1. Politics is the realm of reason -- not of a merely technological, calculating reason, but of moral reason, since the goal of the state, and hence the ultimate goal of all politics, has a moral nature, namely, peace and justice. This means that moral reason (or, perhaps better, the rational insight into what serves justice and peace, i.e., what is moral) must be activated ever anew and defended against anything that might lend obscurity and thus paralyze the capacity for moral insight. One-sided interests form alliances with power and generate myths in various forms that present themselves as the true path to the moral dimension in politics. But in reality, these are blind spots of those who exercise power -- and they make other people blind too.

In the twentieth century, we experienced the formation of two great myths with terrible consequences: racism, with its lying promise of salvation, propagated by National Socialism, and the divinization of revolution against the background of dialectical historical evolutionism. In both case, the primal moral insights of man into good and evil were dismissed. We were told that whatever served the superiority of the race, or anything that served to bring about the future world, was "good," even if the previous insights of mankind would have call it "bad."
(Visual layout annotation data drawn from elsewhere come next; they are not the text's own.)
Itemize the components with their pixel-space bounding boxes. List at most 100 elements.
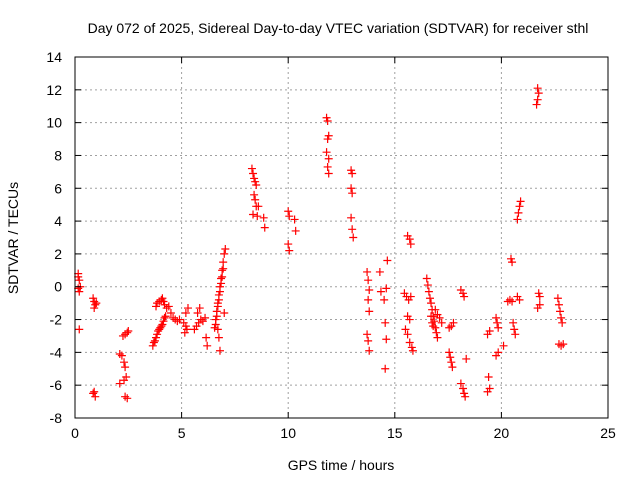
data-point: [365, 346, 374, 355]
data-point: [376, 287, 385, 296]
data-point: [447, 358, 456, 367]
data-point: [150, 336, 159, 345]
data-point: [425, 294, 434, 303]
data-point: [121, 330, 130, 339]
data-point: [214, 333, 223, 342]
data-point: [407, 343, 416, 352]
data-point: [252, 180, 261, 189]
data-point: [260, 223, 269, 232]
data-point: [460, 389, 469, 398]
data-point: [533, 95, 542, 104]
grid-lines: [75, 57, 608, 418]
data-point: [422, 274, 431, 283]
data-point: [120, 376, 129, 385]
data-point: [90, 387, 99, 396]
data-point: [435, 313, 444, 322]
data-point: [424, 287, 433, 296]
data-point: [556, 307, 565, 316]
data-point: [553, 294, 562, 303]
data-point: [534, 289, 543, 298]
data-point: [161, 312, 170, 321]
data-point: [347, 213, 356, 222]
data-point: [494, 323, 503, 332]
data-point: [115, 379, 124, 388]
data-point: [181, 322, 190, 331]
data-point: [554, 300, 563, 309]
data-point: [456, 379, 465, 388]
data-point: [405, 338, 414, 347]
data-point: [117, 351, 126, 360]
data-point: [433, 333, 442, 342]
data-point: [514, 208, 523, 217]
data-point: [513, 215, 522, 224]
data-point: [159, 297, 168, 306]
data-point: [363, 267, 372, 276]
data-point: [382, 284, 391, 293]
y-tick-label: 10: [46, 115, 62, 131]
data-point: [120, 358, 129, 367]
data-point: [532, 100, 541, 109]
data-point: [148, 341, 157, 350]
data-point: [508, 297, 517, 306]
data-point: [220, 249, 229, 258]
data-point: [322, 113, 331, 122]
data-point: [259, 213, 268, 222]
data-point: [285, 212, 294, 221]
data-point: [203, 341, 212, 350]
data-point: [494, 348, 503, 357]
data-point: [215, 346, 224, 355]
data-point: [381, 364, 390, 373]
data-point: [347, 184, 356, 193]
y-tick-label: -2: [50, 312, 63, 328]
data-point: [211, 320, 220, 329]
data-point: [484, 372, 493, 381]
data-point: [149, 338, 158, 347]
x-axis-ticks: 0 5 10 15 20 25: [71, 57, 616, 441]
data-point: [348, 169, 357, 178]
data-points: [74, 84, 568, 403]
data-point: [446, 353, 455, 362]
x-tick-label: 25: [600, 425, 616, 441]
data-point: [166, 308, 175, 317]
data-point: [158, 320, 167, 329]
data-point: [431, 305, 440, 314]
data-point: [448, 363, 457, 372]
data-point: [516, 197, 525, 206]
data-point: [121, 392, 130, 401]
data-point: [324, 169, 333, 178]
data-point: [533, 84, 542, 93]
data-point: [214, 295, 223, 304]
data-point: [382, 335, 391, 344]
data-point: [213, 325, 222, 334]
data-point: [254, 202, 263, 211]
data-point: [153, 330, 162, 339]
y-tick-label: -4: [50, 344, 63, 360]
data-point: [535, 292, 544, 301]
data-point: [445, 348, 454, 357]
y-tick-label: 6: [54, 180, 62, 196]
data-point: [483, 387, 492, 396]
x-tick-label: 10: [280, 425, 296, 441]
data-point: [215, 287, 224, 296]
data-point: [449, 318, 458, 327]
data-point: [181, 308, 190, 317]
data-point: [427, 299, 436, 308]
data-point: [220, 308, 229, 317]
data-point: [75, 276, 84, 285]
data-point: [284, 240, 293, 249]
data-point: [221, 244, 230, 253]
y-tick-label: 14: [46, 49, 62, 65]
x-tick-label: 5: [178, 425, 186, 441]
data-point: [285, 246, 294, 255]
data-point: [75, 325, 84, 334]
y-tick-label: 8: [54, 147, 62, 163]
data-point: [323, 116, 332, 125]
data-point: [509, 318, 518, 327]
data-point: [180, 328, 189, 337]
data-point: [250, 190, 259, 199]
data-point: [363, 330, 372, 339]
data-point: [91, 392, 100, 401]
data-point: [158, 294, 167, 303]
data-point: [213, 302, 222, 311]
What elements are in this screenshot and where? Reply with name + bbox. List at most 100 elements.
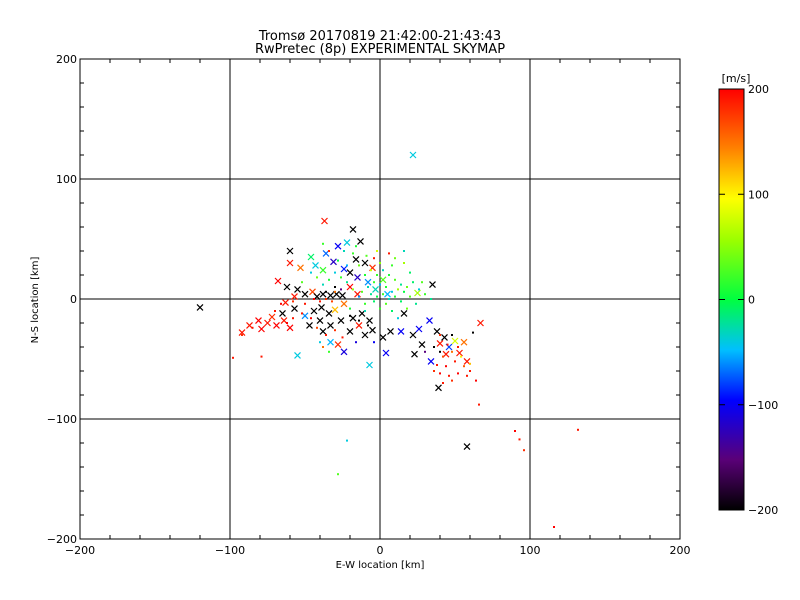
data-point-dot — [337, 259, 339, 262]
data-point-cross — [306, 321, 313, 329]
data-point-cross — [294, 351, 301, 359]
data-point-cross — [282, 299, 289, 307]
data-point-dot — [346, 281, 348, 284]
data-point-dot — [469, 370, 471, 372]
data-point-dot — [328, 278, 330, 281]
data-point-dot — [439, 372, 441, 375]
data-point-cross — [297, 264, 304, 272]
data-point-dot — [325, 298, 327, 300]
data-point-dot — [397, 288, 399, 291]
data-point-dot — [400, 283, 402, 286]
data-point-dot — [376, 274, 378, 276]
data-point-cross — [286, 259, 294, 267]
x-axis-ticks: −200 −100 0 100 200 — [65, 59, 691, 557]
x-tick-label: 100 — [520, 544, 541, 557]
colorbar-tick-label: 100 — [748, 188, 769, 201]
data-point-dot — [370, 269, 372, 272]
data-point-dot — [346, 264, 348, 267]
data-point-dot — [292, 317, 294, 320]
data-point-dot — [463, 365, 465, 368]
colorbar-tick-label: −200 — [748, 504, 778, 517]
data-point-dot — [451, 334, 453, 336]
data-point-dot — [352, 288, 354, 291]
data-point-cross — [294, 285, 301, 293]
data-point-cross — [355, 321, 363, 329]
data-point-dot — [376, 295, 378, 298]
data-point-cross — [340, 265, 348, 273]
data-point-dot — [343, 250, 345, 252]
data-point-dot — [373, 257, 375, 260]
data-point-dot — [301, 281, 303, 284]
data-point-cross — [310, 307, 318, 315]
data-point-cross — [340, 348, 348, 356]
data-point-dot — [373, 300, 375, 303]
data-point-cross — [319, 266, 327, 274]
data-point-cross — [411, 350, 418, 358]
data-point-cross — [361, 259, 369, 267]
x-tick-label: 0 — [377, 544, 384, 557]
data-point-dot — [523, 449, 525, 452]
data-point-dot — [280, 302, 282, 305]
y-axis-label: N-S location [km] — [30, 257, 41, 344]
y-tick-label: 0 — [70, 293, 77, 306]
data-point-cross — [291, 293, 298, 301]
data-point-dot — [334, 329, 336, 332]
data-point-cross — [354, 273, 361, 281]
data-point-dot — [328, 250, 330, 252]
data-point-dot — [341, 336, 344, 339]
data-point-dot — [553, 526, 555, 528]
data-point-dot — [313, 298, 315, 300]
data-point-dot — [403, 250, 405, 252]
data-point-cross — [451, 337, 459, 345]
data-point-dot — [367, 286, 369, 288]
data-point-cross — [463, 443, 471, 451]
data-point-dot — [260, 355, 263, 358]
x-tick-label: 200 — [670, 544, 691, 557]
data-point-cross — [316, 317, 324, 325]
x-tick-label: −200 — [65, 544, 95, 557]
data-point-dot — [385, 302, 387, 305]
data-point-cross — [283, 283, 291, 291]
data-point-cross — [352, 255, 360, 263]
data-point-dot — [319, 341, 321, 344]
data-point-cross — [418, 341, 426, 349]
data-point-cross — [325, 309, 333, 317]
data-point-dot — [274, 310, 276, 312]
data-point-cross — [318, 303, 325, 311]
data-point-dot — [446, 343, 449, 346]
data-point-cross — [369, 326, 376, 334]
data-point-cross — [273, 321, 280, 329]
data-point-dot — [232, 356, 234, 359]
data-point-dot — [451, 350, 453, 353]
data-point-cross — [366, 361, 373, 369]
data-point-dot — [355, 341, 357, 344]
data-point-cross — [460, 338, 468, 346]
data-point-dot — [382, 269, 384, 272]
data-point-dot — [325, 290, 327, 293]
data-point-dot — [334, 290, 336, 293]
data-point-dot — [364, 302, 366, 305]
data-point-dot — [358, 319, 360, 322]
data-point-cross — [319, 327, 327, 335]
data-point-dot — [472, 331, 474, 334]
colorbar-label: [m/s] — [722, 72, 751, 85]
data-point-dot — [577, 428, 579, 431]
x-tick-label: −100 — [215, 544, 245, 557]
data-point-dot — [370, 293, 372, 296]
data-point-dot — [388, 252, 390, 255]
colorbar-tick-label: 0 — [748, 294, 755, 307]
data-point-dot — [412, 281, 414, 284]
data-point-dot — [518, 438, 521, 441]
y-tick-label: 200 — [56, 53, 77, 66]
data-point-dot — [334, 271, 336, 274]
data-point-dot — [394, 278, 396, 281]
data-point-dot — [361, 290, 363, 293]
data-point-cross — [312, 261, 319, 269]
data-point-dot — [376, 250, 378, 252]
data-point-dot — [424, 293, 426, 296]
data-point-dot — [325, 334, 327, 336]
data-point-cross — [477, 319, 484, 327]
colorbar-ticks: −200 −100 0 100 200 — [719, 83, 778, 517]
data-point-dot — [460, 355, 462, 358]
data-point-dot — [373, 341, 375, 344]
After the disappearance of the great ideologies from the world stage, today's political myths are less clearly defined. But even now there exists mythical forms of genuine values that appear credible precisely because their starting point is these values. They are dangerous because they offer a one-sided version of these values in a way that can only be termed mythical. I would say that in people's general consciousness today, there are three dominant values that are presented in a mythical one-sidedness that puts moral reason at risk. There three are progress, science and freedom.
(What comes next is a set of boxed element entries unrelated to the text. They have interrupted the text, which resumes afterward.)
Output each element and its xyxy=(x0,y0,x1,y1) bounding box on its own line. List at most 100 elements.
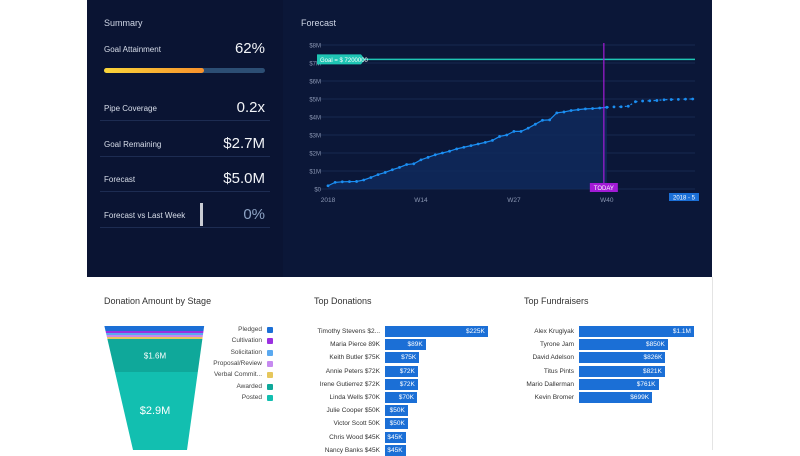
data-point[interactable] xyxy=(462,145,466,149)
bar[interactable]: $225K xyxy=(385,326,488,337)
bar[interactable]: $850K xyxy=(579,339,668,351)
funnel-stage[interactable] xyxy=(106,333,204,335)
data-point[interactable] xyxy=(569,109,573,112)
data-point[interactable] xyxy=(333,180,337,184)
data-point[interactable] xyxy=(455,147,459,151)
funnel-stage[interactable] xyxy=(106,335,203,337)
data-point[interactable] xyxy=(676,97,680,101)
data-point[interactable] xyxy=(483,140,487,144)
y-tick-label: $2M xyxy=(309,152,321,158)
summary-row-value: 0% xyxy=(243,205,265,223)
data-point[interactable] xyxy=(626,104,630,108)
data-point[interactable] xyxy=(576,108,580,112)
data-point[interactable] xyxy=(441,151,444,155)
data-point[interactable] xyxy=(326,184,330,188)
bar[interactable]: $821K xyxy=(579,365,665,377)
data-point[interactable] xyxy=(533,122,537,126)
data-point[interactable] xyxy=(376,173,380,177)
data-point[interactable] xyxy=(619,105,623,109)
data-point[interactable] xyxy=(641,99,644,103)
y-tick-label: $3M xyxy=(309,134,321,140)
bar[interactable]: $72K xyxy=(385,365,418,377)
data-point[interactable] xyxy=(355,180,358,183)
legend-label: Solicitation xyxy=(230,348,262,356)
data-point[interactable] xyxy=(412,162,416,166)
data-point[interactable] xyxy=(469,144,473,148)
data-point[interactable] xyxy=(491,139,494,142)
data-point[interactable] xyxy=(498,135,501,138)
bar[interactable]: $826K xyxy=(579,352,666,364)
data-point[interactable] xyxy=(390,168,394,172)
data-point[interactable] xyxy=(634,100,637,104)
funnel-stage[interactable] xyxy=(106,337,203,339)
data-point[interactable] xyxy=(348,180,351,184)
bar[interactable]: $70K xyxy=(385,392,417,403)
data-point[interactable] xyxy=(433,153,437,157)
data-point[interactable] xyxy=(555,111,559,115)
legend-label: Awarded xyxy=(236,382,262,390)
bar-category-label: Titus Pints xyxy=(543,367,574,375)
bar-category-label: Tyrone Jam xyxy=(540,341,574,349)
data-point[interactable] xyxy=(612,105,616,109)
bar[interactable]: $45K xyxy=(385,431,406,443)
funnel-stage[interactable] xyxy=(115,372,198,450)
data-point[interactable] xyxy=(340,180,344,184)
top-fundraisers-title: Top Fundraisers xyxy=(524,296,589,306)
data-point[interactable] xyxy=(648,99,652,103)
data-point[interactable] xyxy=(512,130,516,133)
bar[interactable]: $89K xyxy=(385,339,426,351)
data-point[interactable] xyxy=(526,126,530,130)
data-point[interactable] xyxy=(562,110,566,114)
bar[interactable]: $45K xyxy=(385,444,406,456)
bar[interactable]: $50K xyxy=(385,418,408,430)
date-range-label[interactable]: 2018 - 5 xyxy=(673,196,696,202)
bar[interactable]: $72K xyxy=(385,378,418,390)
row-divider xyxy=(100,120,270,121)
data-point[interactable] xyxy=(476,142,480,146)
data-point[interactable] xyxy=(505,133,509,137)
funnel-stage[interactable] xyxy=(104,326,205,331)
summary-row-label: Forecast vs Last Week xyxy=(104,210,186,220)
data-point[interactable] xyxy=(448,149,451,153)
data-point[interactable] xyxy=(541,118,544,122)
data-point[interactable] xyxy=(655,99,659,102)
data-point[interactable] xyxy=(591,107,594,110)
data-point[interactable] xyxy=(519,130,523,133)
data-point[interactable] xyxy=(398,166,401,169)
data-point[interactable] xyxy=(419,158,423,162)
bar[interactable]: $761K xyxy=(579,378,659,390)
data-point[interactable] xyxy=(548,118,552,122)
change-indicator-bar xyxy=(200,203,203,226)
bar[interactable]: $699K xyxy=(579,392,653,403)
legend-label: Pledged xyxy=(238,326,262,333)
funnel-stage[interactable] xyxy=(107,339,203,372)
data-point[interactable] xyxy=(369,176,373,179)
data-point[interactable] xyxy=(598,106,602,110)
data-point[interactable] xyxy=(383,171,387,174)
data-point[interactable] xyxy=(426,155,430,159)
goal-label: Goal = $ 7200000 xyxy=(320,58,369,64)
forecast-line xyxy=(327,106,607,187)
divider xyxy=(712,277,713,450)
data-point[interactable] xyxy=(405,163,409,166)
bar-category-label: Keith Butler $75K xyxy=(329,354,380,362)
date-range-badge[interactable] xyxy=(669,193,699,201)
y-tick-label: $6M xyxy=(309,80,321,86)
bar[interactable]: $75K xyxy=(385,352,420,364)
data-point[interactable] xyxy=(684,97,687,101)
funnel-stage[interactable] xyxy=(105,331,204,333)
data-point[interactable] xyxy=(662,98,666,102)
data-point[interactable] xyxy=(362,178,366,182)
summary-row-label: Goal Remaining xyxy=(104,139,162,149)
data-point[interactable] xyxy=(584,107,587,111)
summary-title: Summary xyxy=(104,18,143,28)
legend-swatch xyxy=(267,349,273,356)
today-badge xyxy=(589,183,618,192)
legend-swatch xyxy=(267,327,273,333)
bar[interactable]: $1.1M xyxy=(579,326,694,337)
bar[interactable]: $50K xyxy=(385,405,408,417)
data-point[interactable] xyxy=(669,98,673,101)
data-point[interactable] xyxy=(691,97,695,101)
bar-category-label: Irene Gutierrez $72K xyxy=(319,380,380,388)
data-point[interactable] xyxy=(605,105,609,109)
2. We are continually obliged to undertake new demythologizing in order that reason may truly come into its own. Yet here again is another myth that must be unmasked, one that confronts us with the ultimately decisive question of rational politics. In many cases, perhaps in virtually all cases, a majority decision is the "most rational" way to achieve common solutions. But the majority cannot be an ultimate principle, since there are values that no majority is entitled to annul. It can never be right to kill innocent persons, and no power can make this legitimate. Here too, what is ultimately at stake is the defense of reason. Reason -- that is, moral reason -- is above the majority. But how is it possible to discern these ultimate values that are the basis of all "rational" and morally correct politics and are therefor binding on every person, irrespective of how majorities may shift and change? What are these values?
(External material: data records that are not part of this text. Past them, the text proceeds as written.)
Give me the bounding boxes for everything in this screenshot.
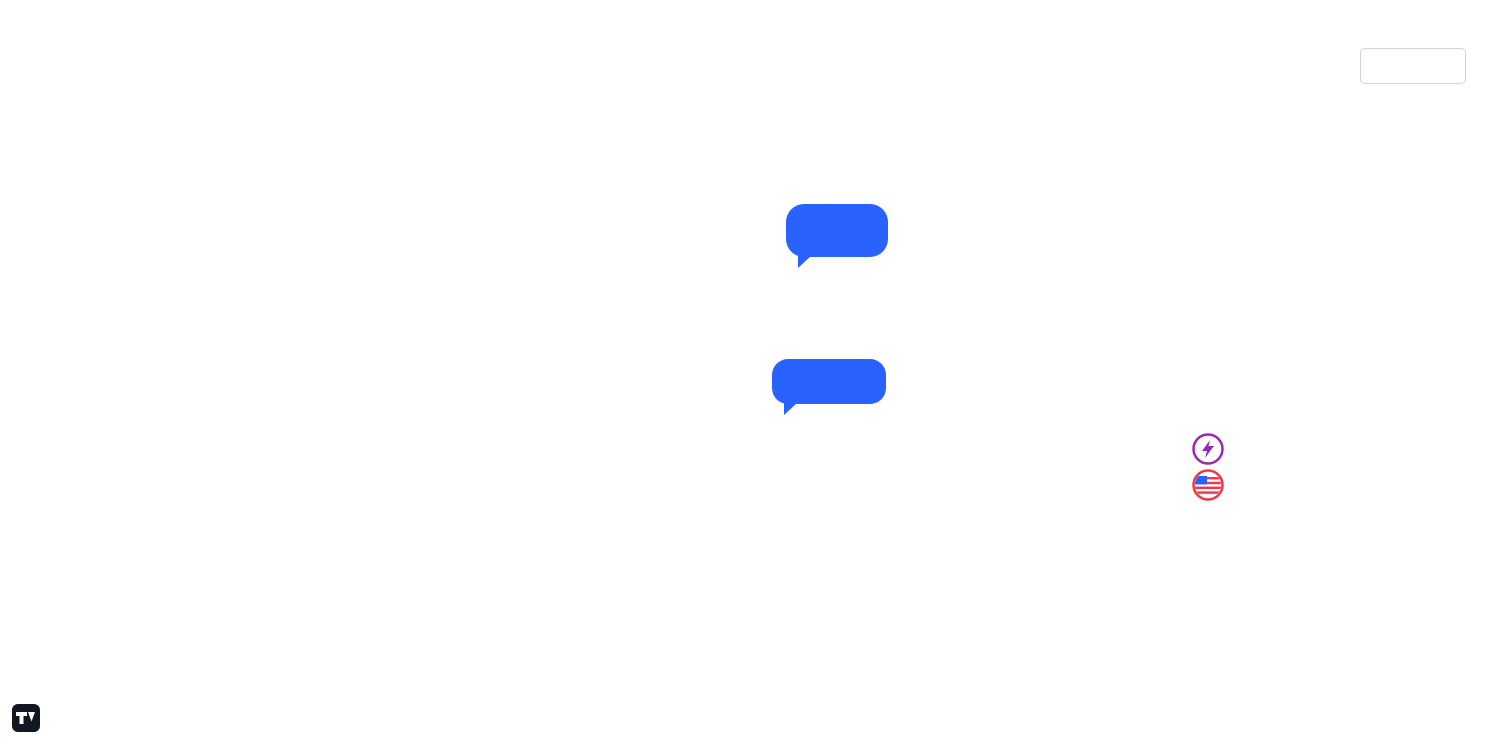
- ma200-callout[interactable]: [772, 359, 886, 415]
- tradingview-logo[interactable]: [12, 704, 49, 732]
- lightning-event-icon[interactable]: [1191, 432, 1225, 466]
- ma50-callout[interactable]: [786, 204, 888, 268]
- currency-usd-button[interactable]: [1360, 48, 1466, 84]
- price-scale[interactable]: [1357, 0, 1463, 746]
- us-flag-event-icon[interactable]: [1191, 468, 1225, 502]
- tradingview-logo-icon: [12, 704, 40, 732]
- time-axis[interactable]: [0, 651, 1488, 695]
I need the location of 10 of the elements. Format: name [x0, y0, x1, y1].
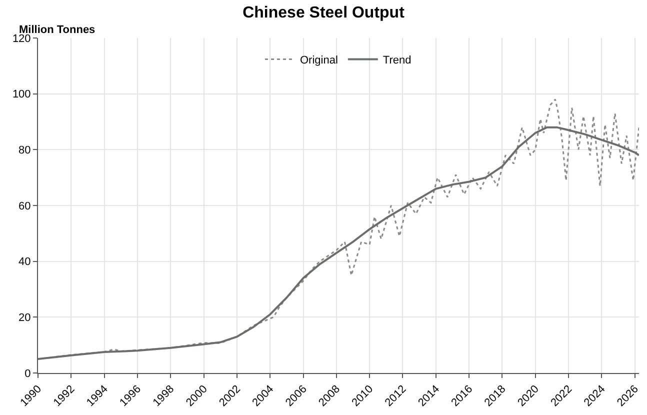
y-tick-label: 40	[18, 256, 31, 268]
y-tick-label: 0	[24, 368, 31, 380]
y-tick-label: 100	[12, 88, 31, 101]
legend-label: Trend	[382, 54, 412, 66]
y-tick-label: 80	[18, 144, 31, 157]
chart-title: Chinese Steel Output	[242, 4, 406, 22]
legend-label: Original	[300, 54, 338, 66]
y-tick-label: 120	[12, 32, 31, 45]
y-tick-label: 60	[18, 200, 31, 212]
y-tick-label: 20	[18, 312, 31, 324]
Constitutional theory in classical antiquity, in the Middle Ages, and even in the conflicts of the modern period, has appealed to the natural law that can be known by "right reason" (ratio recta). Today, however, this "right reason" seems to have ceased delivering answers to our questions, and natural law is considered, no longer as accessible to the insight of all persons, but rather as a specifically Catholic doctrine. This signifies a crisis of political reason, which is a crisis of politics as such. It seems that all that exists today is partisan reason, no longer a reason common to all men, at least as far as the great fundamental structures of values are concerned. All who bear responsibility for peace and justice in the world -- and in the last analysis, that means all of us -- have the urgent task of working to overcome this state of affairs. This endeavor is by no means hopeless, since reason itself will always make its voice heard against the abuse of power and one-sided partisanship.

In my debate with the philosopher Arcais de Flores, we touched precisely on this point: the limitations of the principle of consensus. The philosopher could not deny that there exist values that even the majority must simply accept. But what are these values? Confronted with this problem, the moderator of the debate, Gad Lerner, asked, "Why not take the Ten Commandments as a criterion?" It is perfectly correct to point out that the Decalogue is not the private property of Christians or Jews: it is a sublime expression of moral reason, and as such it finds echoes in the wisdom of the other great cultures. To take the Ten Commandments as our criterion might be a tremendous help in healing reason so that "right reason" may once again get to work.

This also makes clear what faith can contribute to correct politics. Faith does not make reason superfluous, but it can contribute evidence of essential values. Through the experiment of a life of faith, these values acquire a credibility that also illuminates and heals reason. In the last century (as in every century), it was in fact the testimony of the martyrs that limited the excesses of power, thus making a decisive contribution to what we might call the convalescence of reason.